The tools used here were not the typical tools I would use to repair a split in a gravel-surfaced built-up (a.k.a. tar & gravel) roof. I flew in to the closest airport, about 4 hours away, to look at this roof. The roof is on a nursing home in a very small town and I had to buy the tools and materials to make the repairs at the local lumber yard. Because there wasn't a Lowe's or Home Depot around, much less a roofing supply place, I was pretty limited as to what I could use. But the repairs were very effective so everything worked out well.


This photo shows a split in a gravel-surfaced built-up roof that was causing some severe interior damage.

In order to make the proper repairs, a few materials are needed:
  1. 1 gallon of roofing cement.
  2. A rubber glove to spread the roofing cement.
  3. Reinforcement fabric (a.k.a. membrane, or web, or jute) - in this case, the store didn’t have the usual product so drywall repair fabric is being used; which is typically available in the painting department of any hardware store or Wal-Mart.
  4. A flat bar to scrape the gravel. In most cases, a roofer would use what’s called a “spud bar” but I flew on a plane to get here and couldn’t carry a spud bar with me.
  5. A utility knife.

Step 1 - scrape the gravel back with the flat bar, going 4 or more inches on either side of the split. This is not a simple task and takes a bit of finesse to keep from damaging the roofing membrane under the gravel.

This picture shows the scraping (actually called "spudding" in progress. Note the split is turning out to be longer than originally thought.

This picture shows that what originally appeared to be a split about 18 inches long, turned out to be over 3 feet in length. That is common and is why it’s so important to properly scrape the gravel back.
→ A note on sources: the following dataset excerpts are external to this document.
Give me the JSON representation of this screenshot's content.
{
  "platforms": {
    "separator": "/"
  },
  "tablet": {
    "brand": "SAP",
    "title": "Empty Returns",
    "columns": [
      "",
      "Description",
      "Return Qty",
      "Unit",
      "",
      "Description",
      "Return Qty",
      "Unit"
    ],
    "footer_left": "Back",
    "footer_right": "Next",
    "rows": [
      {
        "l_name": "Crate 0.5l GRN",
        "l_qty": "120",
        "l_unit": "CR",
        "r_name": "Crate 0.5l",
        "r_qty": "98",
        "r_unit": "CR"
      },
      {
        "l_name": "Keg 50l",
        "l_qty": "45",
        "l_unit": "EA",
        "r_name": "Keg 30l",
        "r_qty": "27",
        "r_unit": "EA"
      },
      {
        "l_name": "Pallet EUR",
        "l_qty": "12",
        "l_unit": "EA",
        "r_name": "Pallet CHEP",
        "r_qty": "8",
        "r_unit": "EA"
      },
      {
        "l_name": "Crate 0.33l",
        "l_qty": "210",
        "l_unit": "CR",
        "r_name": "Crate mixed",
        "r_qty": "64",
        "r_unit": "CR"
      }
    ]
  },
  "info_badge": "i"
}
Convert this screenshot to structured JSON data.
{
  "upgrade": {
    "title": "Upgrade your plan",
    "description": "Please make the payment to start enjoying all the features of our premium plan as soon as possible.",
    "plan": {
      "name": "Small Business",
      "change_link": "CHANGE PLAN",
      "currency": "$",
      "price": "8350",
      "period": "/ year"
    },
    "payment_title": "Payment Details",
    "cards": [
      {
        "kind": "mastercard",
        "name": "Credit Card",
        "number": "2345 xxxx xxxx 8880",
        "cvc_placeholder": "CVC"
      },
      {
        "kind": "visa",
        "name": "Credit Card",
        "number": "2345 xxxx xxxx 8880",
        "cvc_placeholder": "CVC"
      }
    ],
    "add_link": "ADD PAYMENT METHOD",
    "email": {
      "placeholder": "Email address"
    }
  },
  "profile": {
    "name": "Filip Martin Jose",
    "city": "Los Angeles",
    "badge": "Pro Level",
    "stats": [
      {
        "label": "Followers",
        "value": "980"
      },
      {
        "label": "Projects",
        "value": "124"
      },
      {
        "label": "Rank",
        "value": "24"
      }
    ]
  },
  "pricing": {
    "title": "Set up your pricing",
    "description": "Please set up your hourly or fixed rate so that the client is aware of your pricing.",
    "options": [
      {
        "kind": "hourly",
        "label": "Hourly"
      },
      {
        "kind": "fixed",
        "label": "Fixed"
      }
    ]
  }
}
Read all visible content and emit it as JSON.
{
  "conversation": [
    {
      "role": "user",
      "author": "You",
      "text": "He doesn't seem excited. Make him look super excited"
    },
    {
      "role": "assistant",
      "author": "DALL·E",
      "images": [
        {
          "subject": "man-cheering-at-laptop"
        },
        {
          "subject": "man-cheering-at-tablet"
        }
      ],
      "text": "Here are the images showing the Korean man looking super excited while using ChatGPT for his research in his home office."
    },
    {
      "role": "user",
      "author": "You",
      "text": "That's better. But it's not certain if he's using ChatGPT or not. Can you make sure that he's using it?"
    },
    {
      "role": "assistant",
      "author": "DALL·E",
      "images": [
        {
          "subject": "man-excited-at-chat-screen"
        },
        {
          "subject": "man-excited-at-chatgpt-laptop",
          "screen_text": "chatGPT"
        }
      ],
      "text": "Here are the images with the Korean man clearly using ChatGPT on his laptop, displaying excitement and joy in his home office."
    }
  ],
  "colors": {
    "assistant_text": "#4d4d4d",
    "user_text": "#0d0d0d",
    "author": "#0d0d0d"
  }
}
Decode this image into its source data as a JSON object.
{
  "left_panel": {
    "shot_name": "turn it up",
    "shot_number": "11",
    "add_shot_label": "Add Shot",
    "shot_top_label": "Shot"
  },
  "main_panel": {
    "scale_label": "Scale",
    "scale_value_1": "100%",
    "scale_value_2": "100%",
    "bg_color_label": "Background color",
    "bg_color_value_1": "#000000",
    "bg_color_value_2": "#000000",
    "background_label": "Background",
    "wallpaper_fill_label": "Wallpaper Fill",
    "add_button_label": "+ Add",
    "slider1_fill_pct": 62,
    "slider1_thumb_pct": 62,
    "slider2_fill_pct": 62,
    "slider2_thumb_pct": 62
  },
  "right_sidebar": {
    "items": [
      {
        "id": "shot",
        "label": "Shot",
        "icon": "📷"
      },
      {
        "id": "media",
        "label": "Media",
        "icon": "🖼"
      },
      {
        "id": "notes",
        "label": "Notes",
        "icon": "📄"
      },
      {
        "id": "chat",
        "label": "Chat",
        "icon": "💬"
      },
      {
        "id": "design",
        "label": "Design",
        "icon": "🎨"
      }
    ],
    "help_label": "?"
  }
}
What appears to be a simple fix can easily turn into a more time consuming project.
Step 2 - Once you find the end of the split, make a small horizontal cut through the membrane. This helps prevent the split from continuing on. This cut will also be sealed.

At this time, it would be ideal if you can nail down the roofing on either side of the split to “secure” the roofing membrane in place, plus it also helps the split from “spreading.” In this case, I was unable to because the decking underneath was rotten.

Step 3 - Clean the surface very well and then lay out the fabric reinforcement. It should extend 2 to 3 inches past the split. Pre-cut the fabric to save time and help prevent a mess.
Note: For those of you who don’t know, the purpose of the fabric reinforcement is to keep the roof cement from splitting and cracking. A proper 3-course repair can last for several years. If a reinforcing fabric is not used, then the repair will only last a few weeks, or months at best.
Step 4 - Put on the rubber glove. In this case, all I had was a left hand glove so I turned it inside out to make it a right hand glove.
Note: Some roofers like trowels, which will also work. I feel a better job can be done with gloves because I can work it in better.





Step 5 - Dip your gloved hand into the plastic cement and smear the plastic cement over the entire split, including the small cut you made to prevent further splitting. Rub the cement in good to ensure good adhesion. It needs to be about 7 inches wide, just wider than the fabric reinforcement. Extend beyond the split on all sides either end about 2 to 3 inches. The thickness of the roof cement should be about 1/8 to ¼ inch or so. You don’t want it too thick but you need it thick enough to fully cover the split, so use common sense.
Step 6 - Lay the pre-cut fabric reinforcement over the freshly applied roof cement. Use your gloved hand to lightly rub it in place.
Step 7 - Put a very thin layer of roof cement over the top of the fabric to embed it. I left the end exposed for clarification.
Here is the completed repair.
Step 8 - Cover the repair with gravel to keep UV rays off of it. UV rays are very damaging to asphalt products which is why shingles and cap sheet roll products are covered with colored granules.
Option: If the roof does not have a gravel surface and is instead smooth-surfaced <> or cap sheet surfaced <> then you can use aluminum coating. Typically you should wait about 60 days for the roof cement to “cure” before applying the aluminum. Be sure to mix the coating very well.